第170章 我的命,得我自己收(2/2)

而在那龙口的正中央,七根比水桶还粗、锈迹斑斑的巨大铁钉,竟违反常理地悬浮在半空中,彼此之间似乎有无形的力场在牵引。

这便是“逆禹闸”的阵眼所在。

崖边,三名身穿狩衣、头戴高帽的日寇大阴阳师,正围着一口巨大的青铜钟做法。

铜钟之上,刻满了密密麻麻、不断蠕动的逆转咒文。

两个鬼子兵正拖着一个奄奄一息的战俘,将他喉咙里流出的精血,一滴滴浇灌在铜钟之上。

这些蠢货,他们以为自己在唤醒沉睡在黄河底的邪神,殊不知,他们只是在帮这片天地,完成最后的“点名”。

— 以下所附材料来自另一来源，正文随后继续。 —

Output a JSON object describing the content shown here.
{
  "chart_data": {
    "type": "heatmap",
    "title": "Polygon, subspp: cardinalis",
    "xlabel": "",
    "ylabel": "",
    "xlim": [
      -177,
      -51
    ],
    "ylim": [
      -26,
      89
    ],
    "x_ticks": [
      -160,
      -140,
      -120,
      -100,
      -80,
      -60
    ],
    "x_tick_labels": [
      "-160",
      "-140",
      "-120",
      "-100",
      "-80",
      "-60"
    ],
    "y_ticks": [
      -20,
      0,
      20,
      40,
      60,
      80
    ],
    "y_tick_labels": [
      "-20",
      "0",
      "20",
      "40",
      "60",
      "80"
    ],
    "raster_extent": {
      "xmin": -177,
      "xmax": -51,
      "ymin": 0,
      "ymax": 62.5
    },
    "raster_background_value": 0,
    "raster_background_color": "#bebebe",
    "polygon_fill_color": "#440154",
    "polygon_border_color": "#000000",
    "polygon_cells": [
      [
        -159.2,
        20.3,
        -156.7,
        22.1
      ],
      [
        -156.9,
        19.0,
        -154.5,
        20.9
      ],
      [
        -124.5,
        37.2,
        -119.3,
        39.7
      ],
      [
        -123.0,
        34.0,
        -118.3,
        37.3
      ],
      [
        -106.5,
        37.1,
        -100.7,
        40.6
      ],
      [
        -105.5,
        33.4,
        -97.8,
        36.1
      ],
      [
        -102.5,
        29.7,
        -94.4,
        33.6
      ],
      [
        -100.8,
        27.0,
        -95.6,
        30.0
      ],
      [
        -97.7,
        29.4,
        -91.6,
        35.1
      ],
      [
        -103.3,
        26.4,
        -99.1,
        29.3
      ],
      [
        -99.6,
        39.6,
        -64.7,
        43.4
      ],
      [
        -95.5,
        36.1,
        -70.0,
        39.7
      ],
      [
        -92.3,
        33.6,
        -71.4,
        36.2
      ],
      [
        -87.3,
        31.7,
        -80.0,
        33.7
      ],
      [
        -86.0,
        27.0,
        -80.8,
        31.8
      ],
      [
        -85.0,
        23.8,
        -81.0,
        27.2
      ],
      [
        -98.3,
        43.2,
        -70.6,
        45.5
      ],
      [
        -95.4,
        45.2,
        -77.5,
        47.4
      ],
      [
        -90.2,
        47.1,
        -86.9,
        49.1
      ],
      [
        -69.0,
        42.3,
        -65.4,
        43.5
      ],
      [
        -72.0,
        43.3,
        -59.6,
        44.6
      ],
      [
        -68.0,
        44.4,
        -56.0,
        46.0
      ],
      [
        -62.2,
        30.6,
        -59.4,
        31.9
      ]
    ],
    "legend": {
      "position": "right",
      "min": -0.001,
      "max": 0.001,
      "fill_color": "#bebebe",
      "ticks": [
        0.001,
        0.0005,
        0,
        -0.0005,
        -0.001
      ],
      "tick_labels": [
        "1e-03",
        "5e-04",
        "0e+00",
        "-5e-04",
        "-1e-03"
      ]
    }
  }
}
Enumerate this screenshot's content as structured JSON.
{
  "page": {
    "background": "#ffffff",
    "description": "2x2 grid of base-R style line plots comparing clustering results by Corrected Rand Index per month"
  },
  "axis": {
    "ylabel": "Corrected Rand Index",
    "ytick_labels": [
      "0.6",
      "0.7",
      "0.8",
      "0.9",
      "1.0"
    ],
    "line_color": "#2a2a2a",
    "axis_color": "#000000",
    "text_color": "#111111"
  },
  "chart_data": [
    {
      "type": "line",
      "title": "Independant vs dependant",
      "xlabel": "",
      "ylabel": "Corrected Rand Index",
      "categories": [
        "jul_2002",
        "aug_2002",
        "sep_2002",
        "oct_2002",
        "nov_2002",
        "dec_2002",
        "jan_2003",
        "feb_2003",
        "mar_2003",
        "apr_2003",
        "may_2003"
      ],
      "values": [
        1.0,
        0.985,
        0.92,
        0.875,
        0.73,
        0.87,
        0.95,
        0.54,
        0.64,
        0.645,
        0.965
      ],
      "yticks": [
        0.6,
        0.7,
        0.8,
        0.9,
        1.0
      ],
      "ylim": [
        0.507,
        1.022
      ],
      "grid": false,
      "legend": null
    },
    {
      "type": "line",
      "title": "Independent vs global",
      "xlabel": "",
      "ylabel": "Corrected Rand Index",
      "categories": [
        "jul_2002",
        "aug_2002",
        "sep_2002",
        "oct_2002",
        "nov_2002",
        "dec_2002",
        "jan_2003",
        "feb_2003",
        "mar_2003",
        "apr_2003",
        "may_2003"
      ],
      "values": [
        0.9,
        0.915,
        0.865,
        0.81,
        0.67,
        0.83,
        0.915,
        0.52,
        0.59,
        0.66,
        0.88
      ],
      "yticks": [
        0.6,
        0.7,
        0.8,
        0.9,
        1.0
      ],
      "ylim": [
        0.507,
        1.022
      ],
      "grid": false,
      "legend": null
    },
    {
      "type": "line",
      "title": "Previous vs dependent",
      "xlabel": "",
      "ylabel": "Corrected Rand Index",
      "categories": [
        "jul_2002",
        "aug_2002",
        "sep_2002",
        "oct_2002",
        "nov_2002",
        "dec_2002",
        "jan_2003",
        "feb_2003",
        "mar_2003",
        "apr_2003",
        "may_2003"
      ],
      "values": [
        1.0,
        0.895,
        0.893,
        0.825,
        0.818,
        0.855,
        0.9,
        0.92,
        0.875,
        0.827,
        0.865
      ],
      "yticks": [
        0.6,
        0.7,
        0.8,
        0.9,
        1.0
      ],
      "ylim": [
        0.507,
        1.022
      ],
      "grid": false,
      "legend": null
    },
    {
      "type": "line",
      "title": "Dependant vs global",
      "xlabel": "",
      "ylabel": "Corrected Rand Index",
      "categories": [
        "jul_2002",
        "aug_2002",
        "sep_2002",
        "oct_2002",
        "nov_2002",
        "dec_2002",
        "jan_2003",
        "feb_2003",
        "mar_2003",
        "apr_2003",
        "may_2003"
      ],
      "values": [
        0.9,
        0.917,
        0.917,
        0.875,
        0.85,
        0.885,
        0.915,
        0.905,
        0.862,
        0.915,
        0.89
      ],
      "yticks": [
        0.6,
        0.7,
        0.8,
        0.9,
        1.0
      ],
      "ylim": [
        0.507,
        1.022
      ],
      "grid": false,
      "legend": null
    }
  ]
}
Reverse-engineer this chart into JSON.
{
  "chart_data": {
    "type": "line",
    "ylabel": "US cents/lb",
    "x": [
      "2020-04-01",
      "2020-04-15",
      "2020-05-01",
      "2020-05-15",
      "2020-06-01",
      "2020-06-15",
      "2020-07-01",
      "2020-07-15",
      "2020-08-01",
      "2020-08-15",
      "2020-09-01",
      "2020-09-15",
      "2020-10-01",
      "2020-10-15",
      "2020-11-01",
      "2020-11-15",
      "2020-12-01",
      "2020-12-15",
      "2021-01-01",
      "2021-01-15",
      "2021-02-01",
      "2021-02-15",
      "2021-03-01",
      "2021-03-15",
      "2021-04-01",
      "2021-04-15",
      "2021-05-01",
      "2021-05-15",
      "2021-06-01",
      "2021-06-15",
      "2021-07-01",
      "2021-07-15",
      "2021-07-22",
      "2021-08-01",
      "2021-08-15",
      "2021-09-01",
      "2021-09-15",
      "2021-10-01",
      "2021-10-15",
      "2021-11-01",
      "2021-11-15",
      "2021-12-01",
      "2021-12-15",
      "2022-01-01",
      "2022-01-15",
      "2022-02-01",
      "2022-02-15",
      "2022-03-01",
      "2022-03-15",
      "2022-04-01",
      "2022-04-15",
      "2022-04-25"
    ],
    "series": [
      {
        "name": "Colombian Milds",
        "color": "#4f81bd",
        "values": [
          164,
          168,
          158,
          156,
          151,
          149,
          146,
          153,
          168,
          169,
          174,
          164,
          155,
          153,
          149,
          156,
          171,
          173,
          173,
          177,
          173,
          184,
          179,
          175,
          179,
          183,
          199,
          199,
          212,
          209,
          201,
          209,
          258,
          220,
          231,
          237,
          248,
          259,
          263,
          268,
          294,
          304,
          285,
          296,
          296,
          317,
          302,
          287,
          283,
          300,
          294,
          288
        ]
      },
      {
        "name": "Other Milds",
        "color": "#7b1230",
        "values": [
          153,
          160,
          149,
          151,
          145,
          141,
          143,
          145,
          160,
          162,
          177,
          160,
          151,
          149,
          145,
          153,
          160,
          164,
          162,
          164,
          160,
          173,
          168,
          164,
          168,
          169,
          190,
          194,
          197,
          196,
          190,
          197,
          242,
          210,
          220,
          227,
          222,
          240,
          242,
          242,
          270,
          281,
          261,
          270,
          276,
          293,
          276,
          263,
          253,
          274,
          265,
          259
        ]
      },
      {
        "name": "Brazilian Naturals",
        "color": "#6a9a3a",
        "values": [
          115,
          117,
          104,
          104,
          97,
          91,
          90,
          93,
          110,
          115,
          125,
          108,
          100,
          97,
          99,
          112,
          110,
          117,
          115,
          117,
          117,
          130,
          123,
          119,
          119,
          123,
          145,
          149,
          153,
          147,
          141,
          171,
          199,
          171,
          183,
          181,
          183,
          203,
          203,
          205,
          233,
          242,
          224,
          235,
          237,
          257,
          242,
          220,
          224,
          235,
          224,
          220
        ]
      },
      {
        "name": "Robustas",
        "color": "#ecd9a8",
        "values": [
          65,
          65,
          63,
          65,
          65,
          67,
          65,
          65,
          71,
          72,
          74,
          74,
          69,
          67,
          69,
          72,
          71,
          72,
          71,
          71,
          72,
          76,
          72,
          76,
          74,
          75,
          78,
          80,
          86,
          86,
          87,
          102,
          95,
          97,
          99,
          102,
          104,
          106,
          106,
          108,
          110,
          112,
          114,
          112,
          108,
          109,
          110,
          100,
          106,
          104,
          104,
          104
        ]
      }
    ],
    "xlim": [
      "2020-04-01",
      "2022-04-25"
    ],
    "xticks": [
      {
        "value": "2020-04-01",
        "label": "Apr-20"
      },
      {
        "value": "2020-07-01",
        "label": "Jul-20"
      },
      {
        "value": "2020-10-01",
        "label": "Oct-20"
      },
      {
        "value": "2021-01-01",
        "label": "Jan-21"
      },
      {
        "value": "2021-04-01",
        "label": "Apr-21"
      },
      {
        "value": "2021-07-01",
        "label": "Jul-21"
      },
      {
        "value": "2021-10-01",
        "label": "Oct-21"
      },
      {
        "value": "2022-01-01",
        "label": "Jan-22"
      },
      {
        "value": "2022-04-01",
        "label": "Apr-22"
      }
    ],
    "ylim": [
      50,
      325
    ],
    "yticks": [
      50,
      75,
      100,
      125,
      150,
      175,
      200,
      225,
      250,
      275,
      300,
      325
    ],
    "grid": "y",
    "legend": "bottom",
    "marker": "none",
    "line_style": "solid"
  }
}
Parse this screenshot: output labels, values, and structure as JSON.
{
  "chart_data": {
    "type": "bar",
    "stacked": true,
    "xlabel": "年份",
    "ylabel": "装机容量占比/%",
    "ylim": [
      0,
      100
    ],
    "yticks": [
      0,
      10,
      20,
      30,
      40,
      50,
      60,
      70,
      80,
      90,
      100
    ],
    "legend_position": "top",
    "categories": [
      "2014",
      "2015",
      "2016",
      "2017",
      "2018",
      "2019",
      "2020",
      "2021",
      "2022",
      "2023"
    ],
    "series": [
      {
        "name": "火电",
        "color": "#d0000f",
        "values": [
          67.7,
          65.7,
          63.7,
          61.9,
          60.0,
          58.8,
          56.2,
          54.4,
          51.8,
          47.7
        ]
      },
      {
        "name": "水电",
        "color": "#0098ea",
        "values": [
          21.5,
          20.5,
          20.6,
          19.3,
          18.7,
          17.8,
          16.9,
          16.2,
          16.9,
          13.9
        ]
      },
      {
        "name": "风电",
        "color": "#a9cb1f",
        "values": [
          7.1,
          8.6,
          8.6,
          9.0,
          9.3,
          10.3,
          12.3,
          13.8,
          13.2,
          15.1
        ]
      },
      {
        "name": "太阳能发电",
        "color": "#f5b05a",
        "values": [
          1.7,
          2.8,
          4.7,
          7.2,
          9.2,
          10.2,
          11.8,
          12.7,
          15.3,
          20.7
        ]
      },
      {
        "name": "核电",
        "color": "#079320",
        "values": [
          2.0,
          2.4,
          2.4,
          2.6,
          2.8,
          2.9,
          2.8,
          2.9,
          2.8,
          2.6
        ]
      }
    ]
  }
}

一旦钟响,黄河改道,龙脉倒悬,这片土地上的所有生灵,都将成为祭品。

我潜伏在崖顶的巨石之后,没有急着出手。

我抽出桃木残剑,用剑尖划破自己的掌心,任由那蕴含着浊心火种力量的鲜血流淌出来。

我以指为笔,以血为墨,在掌心飞快地写下了一道血淋淋的“逆祭符”。

这不是封印,也不是破阵,而是“抢祭”。

我要在钟鸣之前,抢先一步,把我自己献祭出去!

我要让真正的执槌者,成为这天地规则本身!

下一秒,我不再隐藏,整个人如同一只苍鹰,从崖顶纵身跃下!

呼啸的风声在我耳边炸响,下方那三个大阴阳师惊骇地抬起头,却已来不及做出任何反应。

就在我身体坠落的半途中,我眼神决绝,反手将那柄桃木残剑,狠狠地刺进了自己胸口的浊心火种之中!

“噗嗤!”

剑刃入肉,剧痛传来,但随之而来的,是浊心火种被彻底引爆的恐怖力量!

暗红色的血液如同火山喷发一般,从我的伤口处狂涌而出,却并未洒落,而是在空中被一股无形之力牵引,瞬间绘出了一副巨大而完整的“逆禹印”!

那一刻,整条黄河发出了一声震天动地的怒吼!

悬浮在空中的七根巨钉齐齐剧颤,发出嗡嗡的悲鸣。

那口即将被敲响的青铜钟,仿佛被一只无形的大手扼住了咽喉,硬生生被定格在了半空中,连钟身上的咒文都停止了蠕动。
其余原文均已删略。